In one study, researchers followed more than 100,000 French adults for about five years.

They found that the more ultra-processed foods people ate, the higher their odds of a first-time heart condition or stroke: Those who ate the most processed foods were 23% more likely to suffer cardiovascular trouble compared to those with the lowest intakes.

And it wasn’t only because those foods were loaded with sugar, salt or fat — or because those people were heavier, exercised less or had other unhealthy habits.

Instead, there might be other things about highly processed foods that take a health toll, according to researchers Bernard Srour and Mathilde Touvier, from the University of Paris.

Other studies, they noted, have hinted that additives or contaminants formed during food processing have negative effects on metabolism and the cardiovascular system.

The researchers stressed that their study can’t prove cause and effect.

But taken along with other research linking processed foods to ill health effects, they said the message is straightforward: Strive to eat more “whole” and minimally processed foods.

Dr.
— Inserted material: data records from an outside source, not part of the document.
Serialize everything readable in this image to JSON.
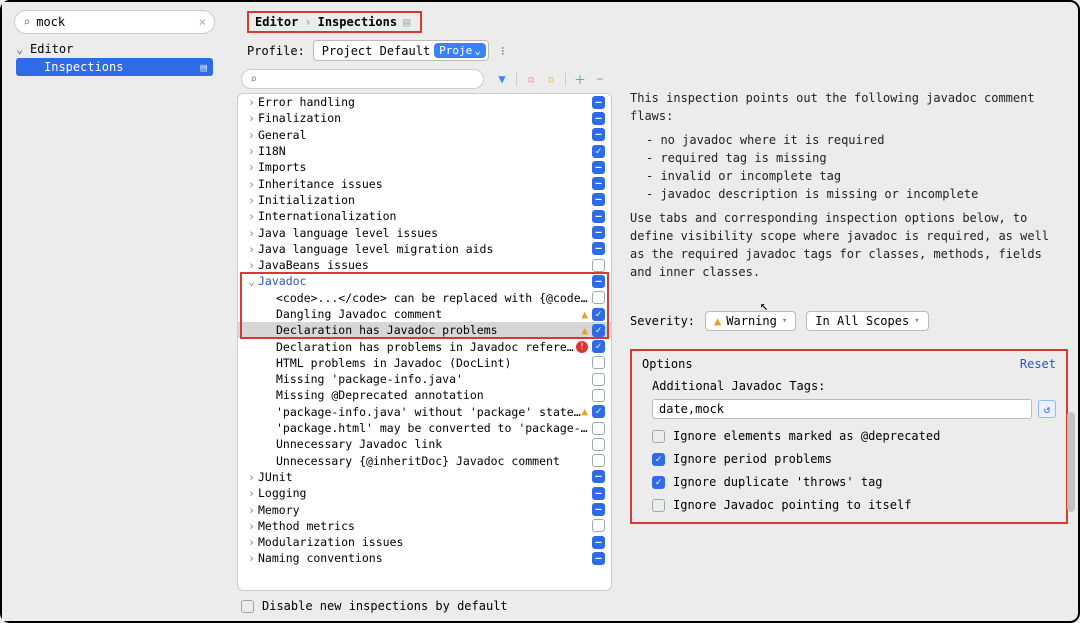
{
  "sidebar": {
    "search_value": "mock",
    "group": "Editor",
    "item": "Inspections"
  },
  "breadcrumb": {
    "root": "Editor",
    "leaf": "Inspections"
  },
  "profile": {
    "label": "Profile:",
    "name": "Project Default",
    "scope_badge": "Proje"
  },
  "tree": {
    "items": [
      {
        "label": "Error handling",
        "depth": 0,
        "expand": "right",
        "check": "mixed"
      },
      {
        "label": "Finalization",
        "depth": 0,
        "expand": "right",
        "check": "mixed"
      },
      {
        "label": "General",
        "depth": 0,
        "expand": "right",
        "check": "mixed"
      },
      {
        "label": "I18N",
        "depth": 0,
        "expand": "right",
        "check": "checked"
      },
      {
        "label": "Imports",
        "depth": 0,
        "expand": "right",
        "check": "mixed"
      },
      {
        "label": "Inheritance issues",
        "depth": 0,
        "expand": "right",
        "check": "mixed"
      },
      {
        "label": "Initialization",
        "depth": 0,
        "expand": "right",
        "check": "mixed"
      },
      {
        "label": "Internationalization",
        "depth": 0,
        "expand": "right",
        "check": "mixed"
      },
      {
        "label": "Java language level issues",
        "depth": 0,
        "expand": "right",
        "check": "mixed"
      },
      {
        "label": "Java language level migration aids",
        "depth": 0,
        "expand": "right",
        "check": "mixed"
      },
      {
        "label": "JavaBeans issues",
        "depth": 0,
        "expand": "right",
        "check": "unchecked"
      },
      {
        "label": "Javadoc",
        "depth": 0,
        "expand": "down",
        "check": "mixed",
        "link": true
      },
      {
        "label": "<code>...</code> can be replaced with {@code ...}",
        "depth": 1,
        "expand": "none",
        "check": "unchecked"
      },
      {
        "label": "Dangling Javadoc comment",
        "depth": 1,
        "expand": "none",
        "check": "checked",
        "warn": true
      },
      {
        "label": "Declaration has Javadoc problems",
        "depth": 1,
        "expand": "none",
        "check": "checked",
        "warn": true,
        "selected": true
      },
      {
        "label": "Declaration has problems in Javadoc references",
        "depth": 1,
        "expand": "none",
        "check": "checked",
        "err": true
      },
      {
        "label": "HTML problems in Javadoc (DocLint)",
        "depth": 1,
        "expand": "none",
        "check": "unchecked"
      },
      {
        "label": "Missing 'package-info.java'",
        "depth": 1,
        "expand": "none",
        "check": "unchecked"
      },
      {
        "label": "Missing @Deprecated annotation",
        "depth": 1,
        "expand": "none",
        "check": "unchecked"
      },
      {
        "label": "'package-info.java' without 'package' statement",
        "depth": 1,
        "expand": "none",
        "check": "checked",
        "warn": true
      },
      {
        "label": "'package.html' may be converted to 'package-info.java'",
        "depth": 1,
        "expand": "none",
        "check": "unchecked"
      },
      {
        "label": "Unnecessary Javadoc link",
        "depth": 1,
        "expand": "none",
        "check": "unchecked"
      },
      {
        "label": "Unnecessary {@inheritDoc} Javadoc comment",
        "depth": 1,
        "expand": "none",
        "check": "unchecked"
      },
      {
        "label": "JUnit",
        "depth": 0,
        "expand": "right",
        "check": "mixed"
      },
      {
        "label": "Logging",
        "depth": 0,
        "expand": "right",
        "check": "mixed"
      },
      {
        "label": "Memory",
        "depth": 0,
        "expand": "right",
        "check": "mixed"
      },
      {
        "label": "Method metrics",
        "depth": 0,
        "expand": "right",
        "check": "unchecked"
      },
      {
        "label": "Modularization issues",
        "depth": 0,
        "expand": "right",
        "check": "mixed"
      },
      {
        "label": "Naming conventions",
        "depth": 0,
        "expand": "right",
        "check": "mixed"
      }
    ],
    "footer_label": "Disable new inspections by default"
  },
  "detail": {
    "intro": "This inspection points out the following javadoc comment flaws:",
    "bullets": [
      "no javadoc where it is required",
      "required tag is missing",
      "invalid or incomplete tag",
      "javadoc description is missing or incomplete"
    ],
    "para": "Use tabs and corresponding inspection options below, to define visibility scope where javadoc is required, as well as the required javadoc tags for classes, methods, fields and inner classes.",
    "severity_label": "Severity:",
    "severity_value": "Warning",
    "scope_value": "In All Scopes",
    "options_title": "Options",
    "reset": "Reset",
    "addl_tags_label": "Additional Javadoc Tags:",
    "addl_tags_value": "date,mock",
    "checks": [
      {
        "label": "Ignore elements marked as @deprecated",
        "checked": false
      },
      {
        "label": "Ignore period problems",
        "checked": true
      },
      {
        "label": "Ignore duplicate 'throws' tag",
        "checked": true
      },
      {
        "label": "Ignore Javadoc pointing to itself",
        "checked": false
      }
    ]
  }
}
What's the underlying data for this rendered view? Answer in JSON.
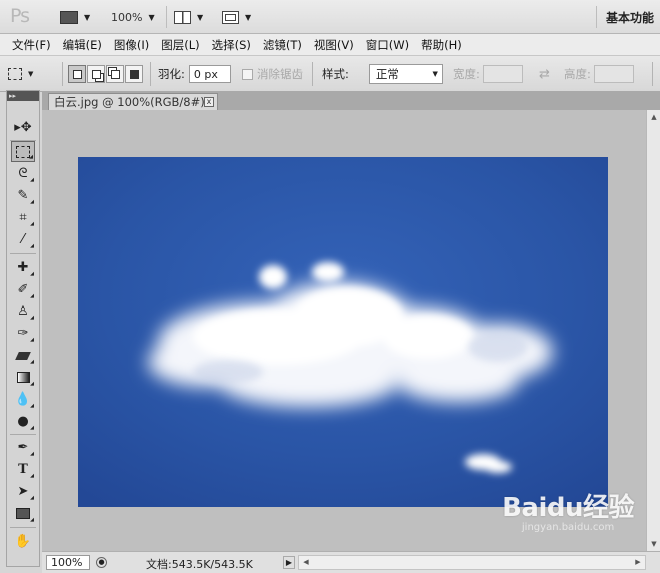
{
  "appbar": {
    "logo": "Ps",
    "zoom": "100%",
    "workspace": "基本功能"
  },
  "menu": [
    "文件(F)",
    "编辑(E)",
    "图像(I)",
    "图层(L)",
    "选择(S)",
    "滤镜(T)",
    "视图(V)",
    "窗口(W)",
    "帮助(H)"
  ],
  "options": {
    "feather_label": "羽化:",
    "feather_value": "0 px",
    "antialias_label": "消除锯齿",
    "style_label": "样式:",
    "style_value": "正常",
    "width_label": "宽度:",
    "height_label": "高度:"
  },
  "document": {
    "tab_title": "白云.jpg @ 100%(RGB/8#)",
    "close_glyph": "x"
  },
  "status": {
    "zoom": "100%",
    "doc_info": "文档:543.5K/543.5K"
  },
  "watermark": {
    "brand": "Baidu经验",
    "url": "jingyan.baidu.com"
  },
  "icons": [
    "marquee-tool-icon",
    "lasso-icon",
    "quick-select-icon",
    "crop-icon",
    "eyedropper-icon",
    "healing-brush-icon",
    "brush-icon",
    "clone-stamp-icon",
    "history-brush-icon",
    "eraser-icon",
    "gradient-icon",
    "blur-icon",
    "dodge-icon",
    "pen-icon",
    "type-icon",
    "path-select-icon",
    "shape-icon",
    "hand-icon"
  ],
  "colors": {
    "sky": "#2a54a6",
    "ui_bg": "#d6d6d6"
  }
}
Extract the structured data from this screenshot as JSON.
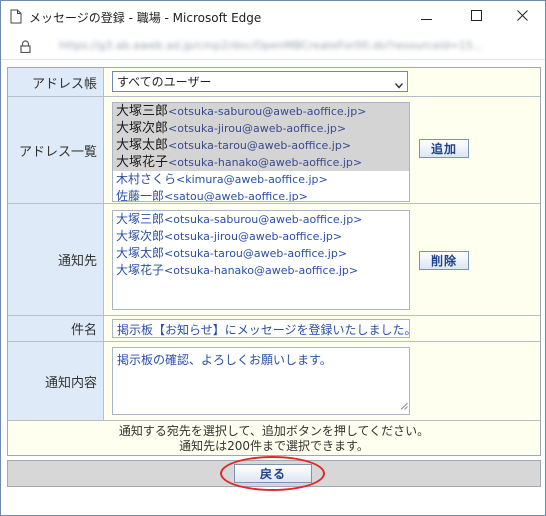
{
  "window": {
    "title": "メッセージの登録 - 職場 - Microsoft Edge",
    "url": "https://g3.ab.aweb.ad.jp/cmp2/doc/OpenMBCreateFor00.do?resourceid=15..."
  },
  "form": {
    "address_book": {
      "label": "アドレス帳",
      "selected": "すべてのユーザー"
    },
    "address_list": {
      "label": "アドレス一覧",
      "items": [
        {
          "name": "大塚三郎",
          "email": "<otsuka-saburou@aweb-aoffice.jp>",
          "selected": true
        },
        {
          "name": "大塚次郎",
          "email": "<otsuka-jirou@aweb-aoffice.jp>",
          "selected": true
        },
        {
          "name": "大塚太郎",
          "email": "<otsuka-tarou@aweb-aoffice.jp>",
          "selected": true
        },
        {
          "name": "大塚花子",
          "email": "<otsuka-hanako@aweb-aoffice.jp>",
          "selected": true
        },
        {
          "name": "木村さくら",
          "email": "<kimura@aweb-aoffice.jp>",
          "selected": false
        },
        {
          "name": "佐藤一郎",
          "email": "<satou@aweb-aoffice.jp>",
          "selected": false
        }
      ],
      "add_button": "追加"
    },
    "recipients": {
      "label": "通知先",
      "items": [
        {
          "name": "大塚三郎",
          "email": "<otsuka-saburou@aweb-aoffice.jp>"
        },
        {
          "name": "大塚次郎",
          "email": "<otsuka-jirou@aweb-aoffice.jp>"
        },
        {
          "name": "大塚太郎",
          "email": "<otsuka-tarou@aweb-aoffice.jp>"
        },
        {
          "name": "大塚花子",
          "email": "<otsuka-hanako@aweb-aoffice.jp>"
        }
      ],
      "delete_button": "削除"
    },
    "subject": {
      "label": "件名",
      "value": "掲示板【お知らせ】にメッセージを登録いたしました。"
    },
    "content": {
      "label": "通知内容",
      "value": "掲示板の確認、よろしくお願いします。"
    },
    "hint": {
      "line1": "通知する宛先を選択して、追加ボタンを押してください。",
      "line2": "通知先は200件まで選択できます。"
    }
  },
  "footer": {
    "back_button": "戻る"
  },
  "colors": {
    "label_bg": "#deeaf7",
    "value_bg": "#fffff0",
    "button_text": "#1f3f8f",
    "highlight": "#e0282a"
  }
}
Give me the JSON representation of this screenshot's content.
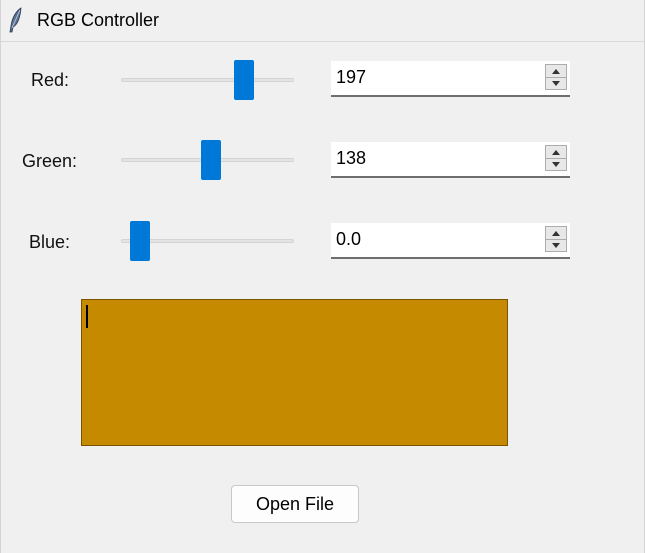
{
  "window": {
    "title": "RGB Controller",
    "icon": "feather-icon"
  },
  "controls": [
    {
      "key": "red",
      "label": "Red:",
      "value": "197",
      "slider_fraction": 0.74
    },
    {
      "key": "green",
      "label": "Green:",
      "value": "138",
      "slider_fraction": 0.52
    },
    {
      "key": "blue",
      "label": "Blue:",
      "value": "0.0",
      "slider_fraction": 0.06
    }
  ],
  "preview": {
    "color": "#c58a00"
  },
  "open_button": {
    "label": "Open File"
  },
  "colors": {
    "accent": "#0078d7",
    "background": "#f0f0f0"
  }
}
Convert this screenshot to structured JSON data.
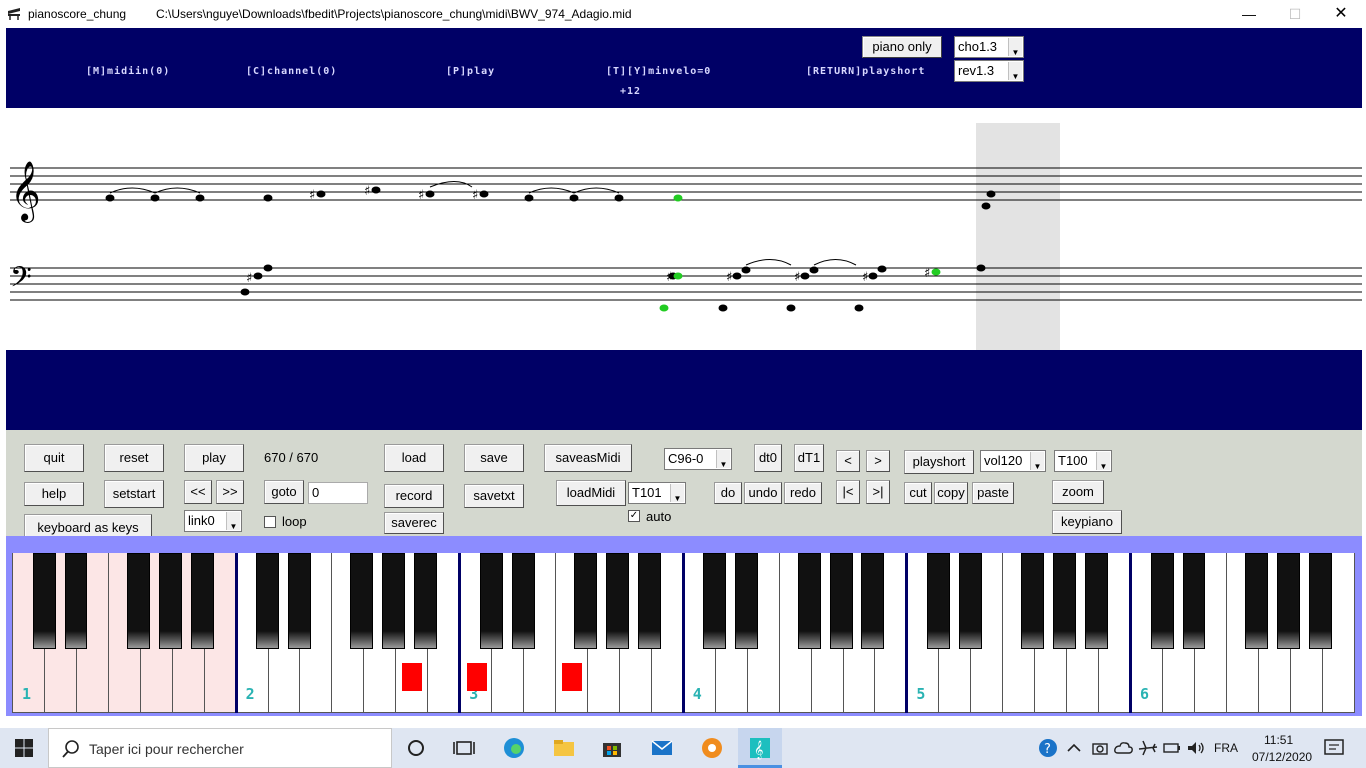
{
  "window": {
    "app_name": "pianoscore_chung",
    "file_path": "C:\\Users\\nguye\\Downloads\\fbedit\\Projects\\pianoscore_chung\\midi\\BWV_974_Adagio.mid",
    "minimize": "—",
    "maximize": "☐",
    "close": "✕"
  },
  "header": {
    "midiin": "[M]midiin(0)",
    "channel": "[C]channel(0)",
    "play": "[P]play",
    "minvelo": "[T][Y]minvelo=0",
    "playshort": "[RETURN]playshort",
    "transpose": "+12",
    "piano_only": "piano only",
    "cho": "cho1.3",
    "rev": "rev1.3"
  },
  "controls": {
    "quit": "quit",
    "reset": "reset",
    "play": "play",
    "position": "670 / 670",
    "load": "load",
    "save": "save",
    "saveasmidi": "saveasMidi",
    "c96": "C96-0",
    "dt0": "dt0",
    "dt1": "dT1",
    "prev": "<",
    "next": ">",
    "playshort": "playshort",
    "vol": "vol120",
    "tempo": "T100",
    "help": "help",
    "setstart": "setstart",
    "rewind": "<<",
    "forward": ">>",
    "goto": "goto",
    "goto_value": "0",
    "record": "record",
    "savetxt": "savetxt",
    "loadmidi": "loadMidi",
    "t101": "T101",
    "do": "do",
    "undo": "undo",
    "redo": "redo",
    "first": "|<",
    "last": ">|",
    "cut": "cut",
    "copy": "copy",
    "paste": "paste",
    "zoom": "zoom",
    "keyboard_as_keys": "keyboard as keys",
    "link": "link0",
    "loop": "loop",
    "saverec": "saverec",
    "auto": "auto",
    "auto_check": "✓",
    "keypiano": "keypiano"
  },
  "keyboard": {
    "octaves": [
      "1",
      "2",
      "3",
      "4",
      "5",
      "6"
    ]
  },
  "taskbar": {
    "search_placeholder": "Taper ici pour rechercher",
    "lang": "FRA",
    "time": "11:51",
    "date": "07/12/2020"
  },
  "colors": {
    "header_blue": "#000066",
    "panel_grey": "#d4d8cf",
    "keyboard_frame": "#8c8cff",
    "active_note": "#22cc22",
    "pressed_key": "#ff0000"
  }
}
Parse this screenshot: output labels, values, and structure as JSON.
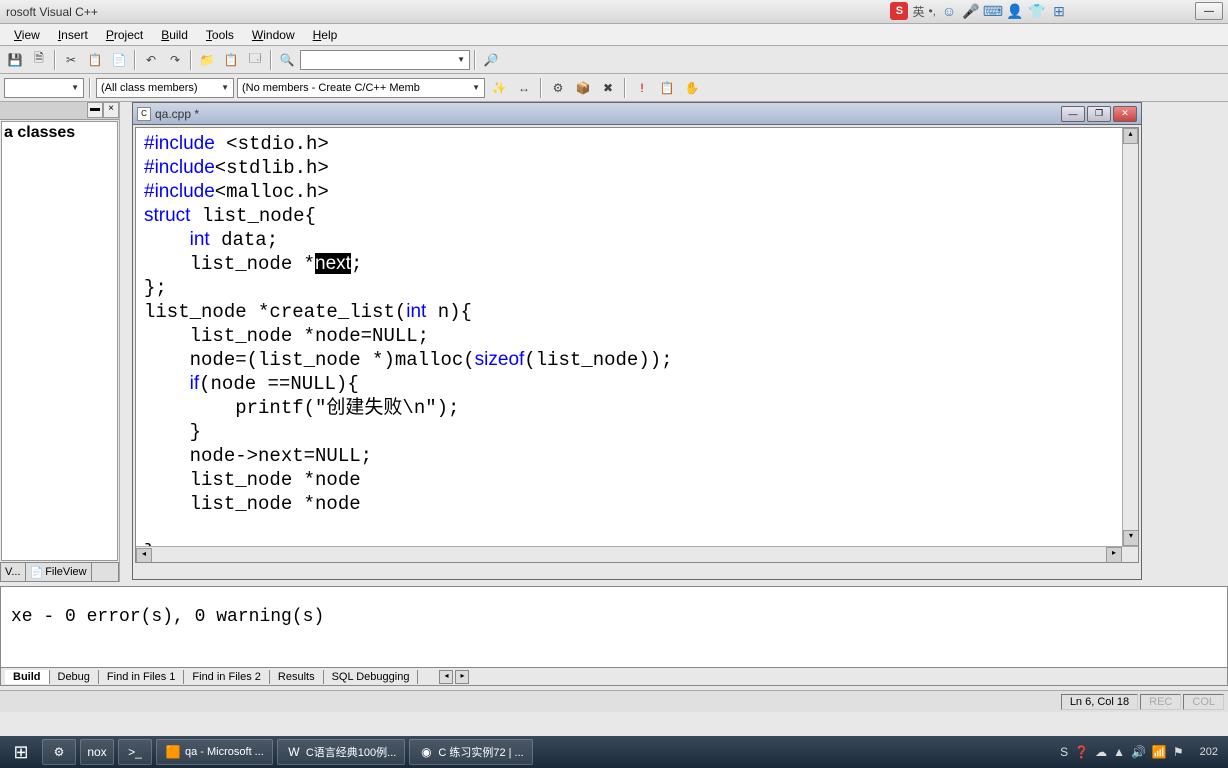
{
  "titlebar": {
    "title": "rosoft Visual C++"
  },
  "ime": {
    "badge": "S",
    "lang": "英",
    "icons": [
      "☺",
      "🎤",
      "⌨",
      "👤",
      "👕",
      "⊞"
    ]
  },
  "menu": [
    "View",
    "Insert",
    "Project",
    "Build",
    "Tools",
    "Window",
    "Help"
  ],
  "toolbar2": {
    "combo1": "",
    "combo2": "(All class members)",
    "combo3": "(No members - Create C/C++ Memb"
  },
  "sidebar": {
    "tree_text": "a classes",
    "tab_v": "V...",
    "tab_file": "FileView"
  },
  "codewin": {
    "filename": "qa.cpp *",
    "code_lines": [
      {
        "t": "#include",
        "cls": "kw",
        "rest": " <stdio.h>"
      },
      {
        "t": "#include",
        "cls": "kw",
        "rest": "<stdlib.h>"
      },
      {
        "t": "#include",
        "cls": "kw",
        "rest": "<malloc.h>"
      },
      {
        "t": "struct",
        "cls": "kw",
        "rest": " list_node{"
      },
      {
        "indent": "    ",
        "t": "int",
        "cls": "kw",
        "rest": " data;"
      },
      {
        "indent": "    ",
        "plain": "list_node *",
        "sel": "next",
        "tail": ";"
      },
      {
        "plain": "};"
      },
      {
        "plain": "list_node *create_list(",
        "t": "int",
        "cls": "kw",
        "tail": " n){"
      },
      {
        "indent": "    ",
        "plain": "list_node *node=NULL;"
      },
      {
        "indent": "    ",
        "plain": "node=(list_node *)malloc(",
        "t": "sizeof",
        "cls": "kw",
        "tail": "(list_node));"
      },
      {
        "indent": "    ",
        "t": "if",
        "cls": "kw",
        "rest": "(node ==NULL){"
      },
      {
        "indent": "        ",
        "plain": "printf(\"创建失败\\n\");"
      },
      {
        "indent": "    ",
        "plain": "}"
      },
      {
        "indent": "    ",
        "plain": "node->next=NULL;"
      },
      {
        "indent": "    ",
        "plain": "list_node *node"
      },
      {
        "indent": "    ",
        "plain": "list_node *node"
      },
      {
        "plain": ""
      },
      {
        "plain": "}"
      }
    ]
  },
  "output": {
    "text": "xe - 0 error(s), 0 warning(s)",
    "tabs": [
      "Build",
      "Debug",
      "Find in Files 1",
      "Find in Files 2",
      "Results",
      "SQL Debugging"
    ]
  },
  "statusbar": {
    "pos": "Ln 6, Col 18",
    "rec": "REC",
    "col": "COL"
  },
  "taskbar": {
    "items": [
      {
        "icon": "⚙",
        "label": ""
      },
      {
        "icon": "nox",
        "label": ""
      },
      {
        "icon": ">_",
        "label": ""
      },
      {
        "icon": "🟧",
        "label": "qa - Microsoft ..."
      },
      {
        "icon": "W",
        "label": "C语言经典100例..."
      },
      {
        "icon": "◉",
        "label": "C 练习实例72 | ..."
      }
    ],
    "tray": [
      "S",
      "❓",
      "☁",
      "▲",
      "🔊",
      "📶",
      "⚑"
    ],
    "clock": "202"
  }
}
Andrew Freeman, a cardiologist not involved in the study, had the same advice.

“I like to say: The longer the shelf life, the shorter your life,” said Freeman, who directs cardiovascular prevention and wellness at National Jewish Health in Denver.

Based on the overall body of research, he said, the most heart-healthy diet is one rich in whole foods — particularly plant-based foods like fruits and vegetables, legumes, whole grains and nuts.

To make that more affordable and convenient, Freeman pointed to healthy, packaged options — like fresh-frozen vegetables.

Srour agreed that not all packaged food is bad. It’s the degree of processing that seems key.

For example, he said a canned soup made of water, vegetables, vegetable oil, herbs and spices would not fall into the “ultra-processed” category. A dried soup loaded with preservatives would.

The French study included more than 105,000 men and women who were, on average, 43 years old at the start. Over the next five years, just over 1,400 suffered a heart attack or stroke, or developed clogged heart arteries.

The risk was 23% greater among those who ate the most ultra-processed foods — even with a host of other factors considered, including body weight, exercise habits, and salt, sugar and fat intake.

In the second study — of nearly 20,000 Spanish adults — ultra-processed foods were linked to a shorter life span: Those with the highest intake were 62% more likely to die over two decades, compared to those with the lowest intake.

Again, factors such as weight and lifestyle habits did not fully explain the link.

Then what else could be going on?

There is growing evidence that heavy processing itself plays a role, said Mark Lawrence, a professor of public health nutrition at Deakin University in Australia. He wrote an editorial published with the studies.

Food additives and compounds produced by industrial processes — such as acrylamide and acrolein — may help explain the health risks tied to highly refined foods, according to Lawrence.

“It’s ultra-processing that’s the problem,” he said, adding that convenient, minimally processed food can fit into a healthy lifestyle. Simple switches — from sugary drinks to water, or sweet treats to fresh fruit — are good starting points, Lawrence said.

The fewer nutritionally empty foods we eat, the more room there is for nutrient-rich ones, Freeman pointed out.

“It behooves us all,” he said, “to use nature to our advantage — to eat more nutritious foods, and rely less on medication.”